Holey optical fibers with air-filled openings can be turned into unconventional optofluidic components by selectively introducing a suitable liquid into their internal holes. Enhanced interaction between the light guided by the fiber and molecular species suspended in the confined liquid then forms the basis for designing unique optofluidic devices—filters, sensors, or lasers—whose operating characteristics are extremely sensitive to minute changes in the liquid composition. We present a comprehensive mathematical analysis of dye lasers based on suspended-core and hollow-core fibers, with aqueous solution of Rhodamine B dye injected into the internal holes of the fibers acting as the gain medium. Our model consists of coupled first-order differential equations that characterize the population of lasing levels and the variation of pump and signal laser powers along the fiber length in the steady state.
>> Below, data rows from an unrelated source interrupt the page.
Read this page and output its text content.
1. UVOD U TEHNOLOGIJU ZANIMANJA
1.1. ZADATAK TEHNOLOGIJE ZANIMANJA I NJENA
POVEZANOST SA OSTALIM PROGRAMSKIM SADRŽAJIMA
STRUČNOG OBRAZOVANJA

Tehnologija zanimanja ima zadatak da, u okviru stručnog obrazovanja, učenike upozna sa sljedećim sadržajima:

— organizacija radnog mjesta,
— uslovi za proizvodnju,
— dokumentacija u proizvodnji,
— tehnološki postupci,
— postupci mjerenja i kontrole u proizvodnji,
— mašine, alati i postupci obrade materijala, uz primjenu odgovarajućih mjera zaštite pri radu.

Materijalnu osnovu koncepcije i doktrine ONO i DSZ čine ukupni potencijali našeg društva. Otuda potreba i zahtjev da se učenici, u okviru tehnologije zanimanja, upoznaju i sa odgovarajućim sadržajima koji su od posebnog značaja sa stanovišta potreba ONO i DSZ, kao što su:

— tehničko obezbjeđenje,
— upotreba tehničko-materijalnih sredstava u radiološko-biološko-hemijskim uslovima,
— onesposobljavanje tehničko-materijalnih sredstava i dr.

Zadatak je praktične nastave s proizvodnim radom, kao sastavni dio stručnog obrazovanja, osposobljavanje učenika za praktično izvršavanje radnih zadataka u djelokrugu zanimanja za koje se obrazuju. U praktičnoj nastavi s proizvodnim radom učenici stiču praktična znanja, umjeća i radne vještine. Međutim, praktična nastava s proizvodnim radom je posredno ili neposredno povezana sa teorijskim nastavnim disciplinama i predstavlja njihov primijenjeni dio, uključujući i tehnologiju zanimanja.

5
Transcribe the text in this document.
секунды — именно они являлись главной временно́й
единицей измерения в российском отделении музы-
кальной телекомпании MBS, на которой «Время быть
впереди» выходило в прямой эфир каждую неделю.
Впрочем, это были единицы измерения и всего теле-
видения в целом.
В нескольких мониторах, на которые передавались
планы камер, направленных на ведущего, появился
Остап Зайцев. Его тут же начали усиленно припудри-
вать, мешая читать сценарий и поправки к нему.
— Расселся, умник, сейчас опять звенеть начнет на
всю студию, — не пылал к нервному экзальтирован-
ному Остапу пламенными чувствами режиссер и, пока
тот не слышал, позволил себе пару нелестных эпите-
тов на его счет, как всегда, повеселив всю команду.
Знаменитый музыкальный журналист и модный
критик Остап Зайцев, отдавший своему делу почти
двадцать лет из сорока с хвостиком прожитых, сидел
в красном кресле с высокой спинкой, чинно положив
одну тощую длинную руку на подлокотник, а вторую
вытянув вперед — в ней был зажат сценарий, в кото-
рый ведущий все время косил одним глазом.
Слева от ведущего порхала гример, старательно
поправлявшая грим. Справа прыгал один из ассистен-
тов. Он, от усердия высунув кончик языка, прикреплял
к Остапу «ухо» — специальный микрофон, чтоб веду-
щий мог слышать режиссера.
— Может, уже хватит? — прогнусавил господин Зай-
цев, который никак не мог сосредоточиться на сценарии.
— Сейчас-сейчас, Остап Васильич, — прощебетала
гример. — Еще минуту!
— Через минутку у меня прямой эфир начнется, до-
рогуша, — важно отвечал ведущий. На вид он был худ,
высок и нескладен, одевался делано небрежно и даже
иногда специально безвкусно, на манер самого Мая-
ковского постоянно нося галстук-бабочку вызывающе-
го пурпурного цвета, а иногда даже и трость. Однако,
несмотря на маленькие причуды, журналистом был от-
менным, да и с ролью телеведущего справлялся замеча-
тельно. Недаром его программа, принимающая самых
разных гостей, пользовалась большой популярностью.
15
We obtain optimum operating conditions of the proposed holey fiber dye lasers, such as the optimum fiber length and dye concentration, and compare their performance to conventional dye jet lasers. We conclude that the fiber variant of dye laser using the hollow-core fiber is superior in terms of low lasing threshold and high slope efficiency. The presented theoretical framework can find applications in designing practical holey fiber dye lasers serving as fiber-based alternatives of conventional dye jet lasers as well as novel biological/chemical sensors and bio-lasers.